In a Sydney beachside suburb in early 2004, a block of land next to a bird sanctuary has been purchased by members of the Muslim community to build a mosque. The mosque has been designed by talented young architect Salema with the intention of incorporating the natural environment to create a peaceful area for people to gather and pray. Meanwhile ornithologist Heico has been asked by the media to comment on the upcoming development and its effect on the migratory birds in that vicinity. Unaware what the proposed development is, Heico sends compromised information to a paper which overlays years of data onto the one map thus exaggerating the visitation rate of birds to the area.

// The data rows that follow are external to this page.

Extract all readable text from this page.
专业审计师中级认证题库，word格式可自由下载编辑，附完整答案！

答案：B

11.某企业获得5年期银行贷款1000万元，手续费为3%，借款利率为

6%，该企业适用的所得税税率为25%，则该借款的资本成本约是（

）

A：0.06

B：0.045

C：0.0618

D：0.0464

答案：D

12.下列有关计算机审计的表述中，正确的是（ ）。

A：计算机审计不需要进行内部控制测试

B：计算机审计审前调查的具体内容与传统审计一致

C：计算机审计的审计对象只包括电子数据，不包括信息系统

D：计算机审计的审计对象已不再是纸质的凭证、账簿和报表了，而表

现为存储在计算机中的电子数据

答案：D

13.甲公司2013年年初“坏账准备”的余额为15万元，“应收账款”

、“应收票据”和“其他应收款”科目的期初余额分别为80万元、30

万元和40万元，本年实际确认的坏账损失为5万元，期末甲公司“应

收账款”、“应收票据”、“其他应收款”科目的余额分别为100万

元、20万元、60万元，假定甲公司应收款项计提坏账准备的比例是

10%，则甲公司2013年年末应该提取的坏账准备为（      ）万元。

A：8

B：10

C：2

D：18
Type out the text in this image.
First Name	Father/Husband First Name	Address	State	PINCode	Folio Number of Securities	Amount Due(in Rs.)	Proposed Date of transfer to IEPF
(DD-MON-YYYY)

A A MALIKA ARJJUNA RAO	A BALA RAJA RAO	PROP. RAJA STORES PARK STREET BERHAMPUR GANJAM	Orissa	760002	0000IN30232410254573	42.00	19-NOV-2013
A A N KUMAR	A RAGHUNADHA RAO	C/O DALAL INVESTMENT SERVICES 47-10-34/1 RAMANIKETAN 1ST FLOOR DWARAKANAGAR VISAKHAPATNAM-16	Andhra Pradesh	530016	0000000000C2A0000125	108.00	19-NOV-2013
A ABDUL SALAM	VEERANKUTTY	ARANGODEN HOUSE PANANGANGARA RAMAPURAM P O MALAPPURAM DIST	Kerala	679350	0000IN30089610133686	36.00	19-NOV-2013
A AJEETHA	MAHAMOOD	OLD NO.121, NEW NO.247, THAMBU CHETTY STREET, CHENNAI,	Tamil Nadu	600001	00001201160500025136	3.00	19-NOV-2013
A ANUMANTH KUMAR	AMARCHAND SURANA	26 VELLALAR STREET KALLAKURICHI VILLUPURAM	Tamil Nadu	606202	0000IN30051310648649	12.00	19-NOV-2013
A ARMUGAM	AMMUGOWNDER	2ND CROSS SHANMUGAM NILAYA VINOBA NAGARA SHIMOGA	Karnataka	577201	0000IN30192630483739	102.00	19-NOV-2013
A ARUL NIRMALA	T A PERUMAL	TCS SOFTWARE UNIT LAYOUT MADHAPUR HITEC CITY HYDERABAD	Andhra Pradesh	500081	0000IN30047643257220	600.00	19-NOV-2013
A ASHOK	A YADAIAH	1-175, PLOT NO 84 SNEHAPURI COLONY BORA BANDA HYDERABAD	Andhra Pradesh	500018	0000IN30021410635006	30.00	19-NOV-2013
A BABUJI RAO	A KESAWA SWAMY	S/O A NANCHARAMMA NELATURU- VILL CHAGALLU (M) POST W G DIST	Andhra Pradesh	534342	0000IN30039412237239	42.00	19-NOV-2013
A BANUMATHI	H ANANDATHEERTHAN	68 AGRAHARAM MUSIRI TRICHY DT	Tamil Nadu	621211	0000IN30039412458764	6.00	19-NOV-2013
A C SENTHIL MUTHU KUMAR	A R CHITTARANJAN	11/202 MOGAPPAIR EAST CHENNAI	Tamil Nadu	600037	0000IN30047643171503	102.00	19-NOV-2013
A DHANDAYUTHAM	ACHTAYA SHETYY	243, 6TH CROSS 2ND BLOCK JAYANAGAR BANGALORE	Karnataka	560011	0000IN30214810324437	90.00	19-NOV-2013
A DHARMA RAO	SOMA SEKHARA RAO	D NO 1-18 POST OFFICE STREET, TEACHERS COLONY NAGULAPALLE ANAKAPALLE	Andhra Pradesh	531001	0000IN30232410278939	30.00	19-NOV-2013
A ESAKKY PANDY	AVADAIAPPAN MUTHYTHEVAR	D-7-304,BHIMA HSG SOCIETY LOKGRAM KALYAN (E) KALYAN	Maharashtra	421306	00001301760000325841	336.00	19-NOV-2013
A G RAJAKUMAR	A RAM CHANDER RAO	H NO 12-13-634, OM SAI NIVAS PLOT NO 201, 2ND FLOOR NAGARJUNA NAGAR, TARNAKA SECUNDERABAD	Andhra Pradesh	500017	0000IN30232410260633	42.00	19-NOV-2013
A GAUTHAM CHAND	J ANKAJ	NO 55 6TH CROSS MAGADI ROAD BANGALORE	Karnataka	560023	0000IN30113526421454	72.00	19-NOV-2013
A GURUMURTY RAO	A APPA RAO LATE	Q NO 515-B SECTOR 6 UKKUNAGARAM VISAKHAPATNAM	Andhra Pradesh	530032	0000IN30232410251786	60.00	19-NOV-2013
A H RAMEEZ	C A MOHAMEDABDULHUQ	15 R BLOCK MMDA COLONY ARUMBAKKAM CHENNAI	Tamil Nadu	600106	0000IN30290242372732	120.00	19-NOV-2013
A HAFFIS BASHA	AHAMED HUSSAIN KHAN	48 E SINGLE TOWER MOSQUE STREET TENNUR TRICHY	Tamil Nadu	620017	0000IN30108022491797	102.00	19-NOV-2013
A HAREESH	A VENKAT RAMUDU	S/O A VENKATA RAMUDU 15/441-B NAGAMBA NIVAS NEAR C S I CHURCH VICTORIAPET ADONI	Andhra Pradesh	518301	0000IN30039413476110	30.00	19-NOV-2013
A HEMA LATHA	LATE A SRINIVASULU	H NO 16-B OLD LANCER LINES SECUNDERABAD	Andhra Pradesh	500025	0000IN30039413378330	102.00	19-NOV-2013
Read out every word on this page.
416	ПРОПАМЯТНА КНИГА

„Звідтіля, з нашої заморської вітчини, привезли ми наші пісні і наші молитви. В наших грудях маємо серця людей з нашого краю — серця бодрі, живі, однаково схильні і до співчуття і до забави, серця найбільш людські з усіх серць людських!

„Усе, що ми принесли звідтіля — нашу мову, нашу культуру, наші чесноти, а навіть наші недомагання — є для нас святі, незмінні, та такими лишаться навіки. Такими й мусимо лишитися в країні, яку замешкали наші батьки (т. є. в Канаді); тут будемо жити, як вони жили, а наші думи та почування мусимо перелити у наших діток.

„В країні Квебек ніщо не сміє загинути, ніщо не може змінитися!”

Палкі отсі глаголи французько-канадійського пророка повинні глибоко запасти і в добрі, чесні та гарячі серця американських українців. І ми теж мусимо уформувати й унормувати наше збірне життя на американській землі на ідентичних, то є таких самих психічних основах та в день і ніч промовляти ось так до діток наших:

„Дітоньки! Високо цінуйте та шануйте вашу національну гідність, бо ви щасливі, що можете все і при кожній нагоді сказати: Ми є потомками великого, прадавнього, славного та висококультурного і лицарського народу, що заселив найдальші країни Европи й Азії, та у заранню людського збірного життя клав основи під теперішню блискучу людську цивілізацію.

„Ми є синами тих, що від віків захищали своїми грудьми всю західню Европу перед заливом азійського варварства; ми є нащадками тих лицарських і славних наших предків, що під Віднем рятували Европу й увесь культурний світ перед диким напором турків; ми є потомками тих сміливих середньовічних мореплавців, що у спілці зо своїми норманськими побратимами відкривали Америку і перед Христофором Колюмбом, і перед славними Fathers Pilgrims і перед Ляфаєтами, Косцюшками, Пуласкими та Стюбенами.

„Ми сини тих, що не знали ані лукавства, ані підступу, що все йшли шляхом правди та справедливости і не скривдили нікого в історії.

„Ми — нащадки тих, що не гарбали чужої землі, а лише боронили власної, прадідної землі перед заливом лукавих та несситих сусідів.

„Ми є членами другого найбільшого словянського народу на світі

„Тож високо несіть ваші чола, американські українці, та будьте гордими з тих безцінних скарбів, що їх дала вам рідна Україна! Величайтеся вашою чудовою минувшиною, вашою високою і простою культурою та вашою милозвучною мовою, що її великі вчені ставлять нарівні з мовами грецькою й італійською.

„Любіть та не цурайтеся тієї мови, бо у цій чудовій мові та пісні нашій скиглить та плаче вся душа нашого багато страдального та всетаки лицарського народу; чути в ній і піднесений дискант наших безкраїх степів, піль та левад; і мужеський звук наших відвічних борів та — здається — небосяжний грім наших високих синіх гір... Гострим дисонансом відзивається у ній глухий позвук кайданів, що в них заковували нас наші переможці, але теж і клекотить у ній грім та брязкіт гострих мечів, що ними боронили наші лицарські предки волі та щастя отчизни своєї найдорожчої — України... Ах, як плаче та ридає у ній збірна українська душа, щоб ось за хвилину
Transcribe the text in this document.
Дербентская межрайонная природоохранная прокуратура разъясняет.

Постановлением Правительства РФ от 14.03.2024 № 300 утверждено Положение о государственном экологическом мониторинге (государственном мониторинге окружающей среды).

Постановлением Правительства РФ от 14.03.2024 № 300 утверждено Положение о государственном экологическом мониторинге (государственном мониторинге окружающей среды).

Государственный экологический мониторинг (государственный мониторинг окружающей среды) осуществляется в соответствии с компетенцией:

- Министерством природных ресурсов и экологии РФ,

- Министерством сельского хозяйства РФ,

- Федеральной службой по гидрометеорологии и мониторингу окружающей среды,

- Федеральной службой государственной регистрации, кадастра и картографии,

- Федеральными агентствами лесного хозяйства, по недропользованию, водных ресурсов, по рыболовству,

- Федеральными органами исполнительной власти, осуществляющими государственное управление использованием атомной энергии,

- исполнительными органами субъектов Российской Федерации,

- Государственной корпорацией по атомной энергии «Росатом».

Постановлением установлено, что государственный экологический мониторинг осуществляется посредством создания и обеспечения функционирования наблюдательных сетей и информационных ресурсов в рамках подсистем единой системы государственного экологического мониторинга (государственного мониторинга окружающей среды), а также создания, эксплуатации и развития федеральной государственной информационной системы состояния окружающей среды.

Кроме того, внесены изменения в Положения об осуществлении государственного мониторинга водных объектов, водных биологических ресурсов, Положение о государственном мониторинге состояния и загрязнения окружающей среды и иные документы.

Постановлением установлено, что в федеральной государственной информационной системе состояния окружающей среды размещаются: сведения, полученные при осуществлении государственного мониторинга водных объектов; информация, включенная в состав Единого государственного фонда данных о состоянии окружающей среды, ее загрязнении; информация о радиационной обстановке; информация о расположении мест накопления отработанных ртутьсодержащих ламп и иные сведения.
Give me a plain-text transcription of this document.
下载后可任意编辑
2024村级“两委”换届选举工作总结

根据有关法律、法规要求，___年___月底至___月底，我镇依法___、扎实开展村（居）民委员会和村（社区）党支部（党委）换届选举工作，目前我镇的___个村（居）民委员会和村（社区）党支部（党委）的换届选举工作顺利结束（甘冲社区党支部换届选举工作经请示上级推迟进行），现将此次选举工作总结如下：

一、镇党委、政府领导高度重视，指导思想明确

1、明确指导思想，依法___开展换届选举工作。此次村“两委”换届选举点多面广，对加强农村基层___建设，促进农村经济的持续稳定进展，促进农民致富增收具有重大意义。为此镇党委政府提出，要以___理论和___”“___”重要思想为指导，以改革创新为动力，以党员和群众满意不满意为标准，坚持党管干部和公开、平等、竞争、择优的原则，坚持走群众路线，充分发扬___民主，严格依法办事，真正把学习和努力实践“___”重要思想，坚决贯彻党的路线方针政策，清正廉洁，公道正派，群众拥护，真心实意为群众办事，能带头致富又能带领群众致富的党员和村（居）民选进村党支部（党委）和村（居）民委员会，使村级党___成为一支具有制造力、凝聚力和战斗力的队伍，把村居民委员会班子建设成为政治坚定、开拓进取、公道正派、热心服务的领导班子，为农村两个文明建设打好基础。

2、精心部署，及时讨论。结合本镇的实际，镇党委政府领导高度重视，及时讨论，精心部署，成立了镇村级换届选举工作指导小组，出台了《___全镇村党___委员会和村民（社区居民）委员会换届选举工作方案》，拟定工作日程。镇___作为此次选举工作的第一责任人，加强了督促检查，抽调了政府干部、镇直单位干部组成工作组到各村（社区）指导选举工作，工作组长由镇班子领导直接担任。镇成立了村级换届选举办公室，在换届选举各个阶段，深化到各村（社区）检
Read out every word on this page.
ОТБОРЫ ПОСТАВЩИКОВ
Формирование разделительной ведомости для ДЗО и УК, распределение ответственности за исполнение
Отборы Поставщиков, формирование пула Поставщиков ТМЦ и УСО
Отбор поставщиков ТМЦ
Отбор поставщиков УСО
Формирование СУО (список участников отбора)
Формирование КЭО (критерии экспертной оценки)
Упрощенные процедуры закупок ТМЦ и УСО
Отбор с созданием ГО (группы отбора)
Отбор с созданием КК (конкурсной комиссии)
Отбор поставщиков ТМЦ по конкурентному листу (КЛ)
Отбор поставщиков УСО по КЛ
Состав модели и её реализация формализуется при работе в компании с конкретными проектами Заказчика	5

The Price of Two Sparrows is the debut novel from Christy Collins, a writer from an academic background whose fiction talents have already been recognised through the 2015 Viva La Novella Prize (among other achievements). Collins’s background in both the academic and the creative has produced a unique and intelligent piece of work that explores the things people hold sacred and the importance and challenges of creating and protecting sacred spaces. Salema is a wonderful character: purposeful and confident, yet realistic. She is a perfect complement to Nahla (Heico’s cleaner) who has recently moved to Australia and is exactly the type of person for whom the mosque is being built. Most intriguing, however, is Kadim, the teller of fables and stories and the only character written in first person.
I had to spend days thinking about this book before I could even attempt to start writing about it and I have a feeling that’s exactly what Collins wants us to do. She presents the issues in all their complexity and readers are asked to respond by drawing on their own experiences and beliefs. This is a perfect book for both private contemplation and discussion with others.